As with most title tracks, "Like Red On A Rose" isn't the biggest standout of the album, yet it is much better than a majority of title-tracks. Here, there is again a nice lazy feel, this time in a six-feel, with background vocals supporting Jackson's lead in select spots. Not my favorite, but still first-rate at minimum. "Nobody Said It Would Be Easy" is another strong, consistent track, making for 4 straight strong tracks in a row.
"Don't Change On Me" is definitely one of my favorites on this exceptional album. While this track does obviously have a country appeal, there is a certain soul here, moreso than on Jackson simplistic PRECIOUS MEMORIES album. While that affair was traditional Gospel, there is a more inherent soulfulness here as Jackson croons over lovely organ and piano work. After the electric feel on "Don't Change Me", Jackson returns to more earthy roots with the acoustic-based "Firefly Song", which again features top-rate songwriting if nothing else.
"Wait A Minute" is my "other" favorite, featuring lovely piano, sparse guitar, rhythm, and the most tasteful organ performance of the year. The laziness of this track is the desired sound and it makes for a stunning performance. Jackson's phrasing here in particular is among the best it is through out this entire "tour de force". After "Wait A Minute", Jackson again doesn't let down with the great "Had It Not Been You" and "Woman's Love". From there, there is the first slightly pronounced decline in the quality, but it is so subtle that proceeding tracks are all above average.
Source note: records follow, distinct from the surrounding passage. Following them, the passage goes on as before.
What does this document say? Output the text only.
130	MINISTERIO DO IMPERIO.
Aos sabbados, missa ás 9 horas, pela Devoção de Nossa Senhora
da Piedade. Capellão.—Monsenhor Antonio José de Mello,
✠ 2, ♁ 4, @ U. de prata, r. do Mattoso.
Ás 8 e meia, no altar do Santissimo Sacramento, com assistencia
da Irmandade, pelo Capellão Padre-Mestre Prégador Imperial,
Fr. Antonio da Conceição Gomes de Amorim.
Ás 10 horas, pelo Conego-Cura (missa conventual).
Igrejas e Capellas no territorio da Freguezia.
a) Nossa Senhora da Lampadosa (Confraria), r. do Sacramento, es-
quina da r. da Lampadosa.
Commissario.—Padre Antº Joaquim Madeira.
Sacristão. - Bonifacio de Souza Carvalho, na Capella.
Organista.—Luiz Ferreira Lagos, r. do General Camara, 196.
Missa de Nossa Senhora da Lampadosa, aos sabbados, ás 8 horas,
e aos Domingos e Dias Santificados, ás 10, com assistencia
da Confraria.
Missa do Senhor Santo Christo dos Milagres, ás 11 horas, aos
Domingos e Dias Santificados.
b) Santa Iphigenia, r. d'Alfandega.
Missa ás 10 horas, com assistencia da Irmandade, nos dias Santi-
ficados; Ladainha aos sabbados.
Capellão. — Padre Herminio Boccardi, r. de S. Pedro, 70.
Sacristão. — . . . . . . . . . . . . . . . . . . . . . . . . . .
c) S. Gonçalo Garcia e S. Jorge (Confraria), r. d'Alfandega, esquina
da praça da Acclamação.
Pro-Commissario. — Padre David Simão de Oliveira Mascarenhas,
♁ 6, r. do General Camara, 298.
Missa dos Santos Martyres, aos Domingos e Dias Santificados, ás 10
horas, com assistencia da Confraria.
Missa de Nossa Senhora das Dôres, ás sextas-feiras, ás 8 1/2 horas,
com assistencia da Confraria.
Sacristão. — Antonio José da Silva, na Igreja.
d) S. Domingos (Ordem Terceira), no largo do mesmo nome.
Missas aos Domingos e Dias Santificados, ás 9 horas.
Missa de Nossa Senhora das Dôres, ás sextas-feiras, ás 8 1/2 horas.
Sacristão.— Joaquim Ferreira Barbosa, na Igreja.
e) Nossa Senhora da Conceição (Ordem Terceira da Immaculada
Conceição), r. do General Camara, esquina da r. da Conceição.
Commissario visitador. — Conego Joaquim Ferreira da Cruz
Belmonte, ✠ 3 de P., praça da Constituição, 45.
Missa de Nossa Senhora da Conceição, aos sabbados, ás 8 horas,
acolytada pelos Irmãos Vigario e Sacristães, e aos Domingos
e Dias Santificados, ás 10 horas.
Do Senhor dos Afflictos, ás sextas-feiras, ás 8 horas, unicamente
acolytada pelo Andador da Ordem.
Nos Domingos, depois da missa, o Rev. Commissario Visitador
With that said, LIKE RED ON A ROSE is my favorite country album of 2006. It trumps or competes head to head with the best of country in 2006 which includes the low profile Dixie Chick and Johnny Cash's exceptional posthumously released AMERICAN V. Touch competition, but Alan Jackson may just have the edge with this exceptional release. 4 stars+.
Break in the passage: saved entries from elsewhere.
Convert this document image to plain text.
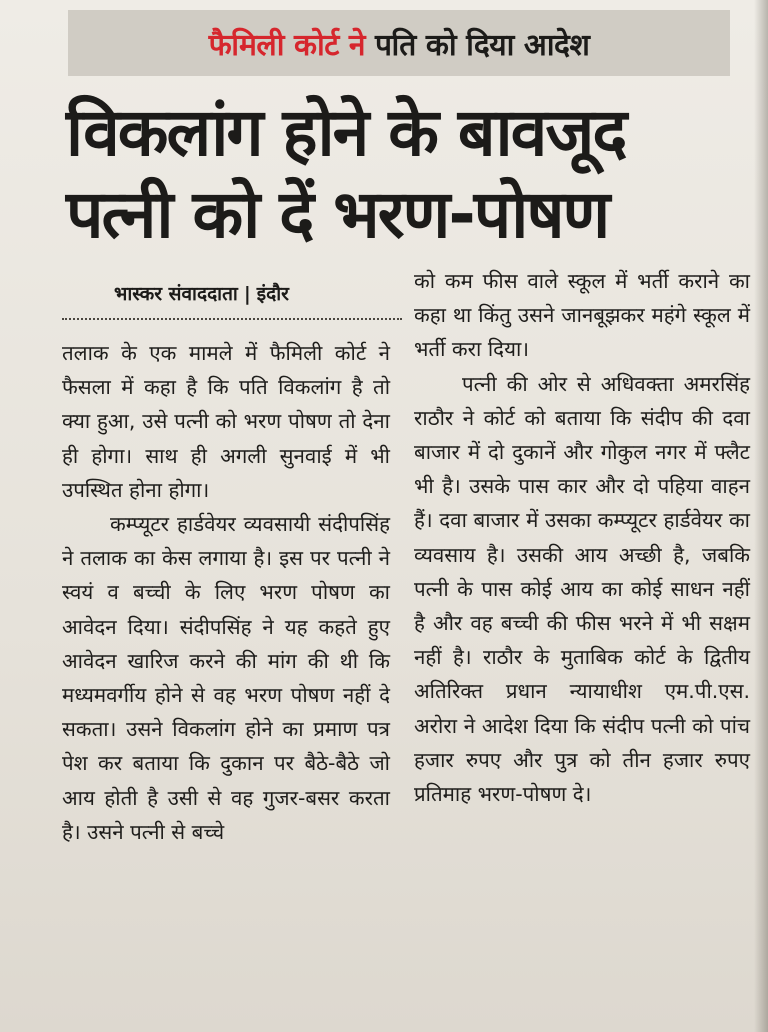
फैमिली कोर्ट ने पति को दिया आदेश
विकलांग होने के बावजूद
पत्नी को दें भरण-पोषण
भास्कर संवाददाता | इंदौर

तलाक के एक मामले में फैमिली कोर्ट ने फैसला में कहा है कि पति विकलांग है तो क्या हुआ, उसे पत्नी को भरण पोषण तो देना ही होगा। साथ ही अगली सुनवाई में भी उपस्थित होना होगा।

कम्प्यूटर हार्डवेयर व्यवसायी संदीपसिंह ने तलाक का केस लगाया है। इस पर पत्नी ने स्वयं व बच्ची के लिए भरण पोषण का आवेदन दिया। संदीपसिंह ने यह कहते हुए आवेदन खारिज करने की मांग की थी कि मध्यमवर्गीय होने से वह भरण पोषण नहीं दे सकता। उसने विकलांग होने का प्रमाण पत्र पेश कर बताया कि दुकान पर बैठे-बैठे जो आय होती है उसी से वह गुजर-बसर करता है। उसने पत्नी से बच्चे

को कम फीस वाले स्कूल में भर्ती कराने का कहा था किंतु उसने जानबूझकर महंगे स्कूल में भर्ती करा दिया।

पत्नी की ओर से अधिवक्ता अमरसिंह राठौर ने कोर्ट को बताया कि संदीप की दवा बाजार में दो दुकानें और गोकुल नगर में फ्लैट भी है। उसके पास कार और दो पहिया वाहन हैं। दवा बाजार में उसका कम्प्यूटर हार्डवेयर का व्यवसाय है। उसकी आय अच्छी है, जबकि पत्नी के पास कोई आय का कोई साधन नहीं है और वह बच्ची की फीस भरने में भी सक्षम नहीं है। राठौर के मुताबिक कोर्ट के द्वितीय अतिरिक्त प्रधान न्यायाधीश एम.पी.एस. अरोरा ने आदेश दिया कि संदीप पत्नी को पांच हजार रुपए और पुत्र को तीन हजार रुपए प्रतिमाह भरण-पोषण दे।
I listened to it one time through and thought...what the @#&%?!
I put it down a few days and put it back on my CD player. I feel much better about it now than I did a few days ago. It is a departure of sorts for Alan...not what one would expect. However, I believe this album will bring him some critical acclaim from those who normally don't listen to his usually "Gone Country-esque" style. It's pure...it's simple and sometimes understated. But isn't that AJ?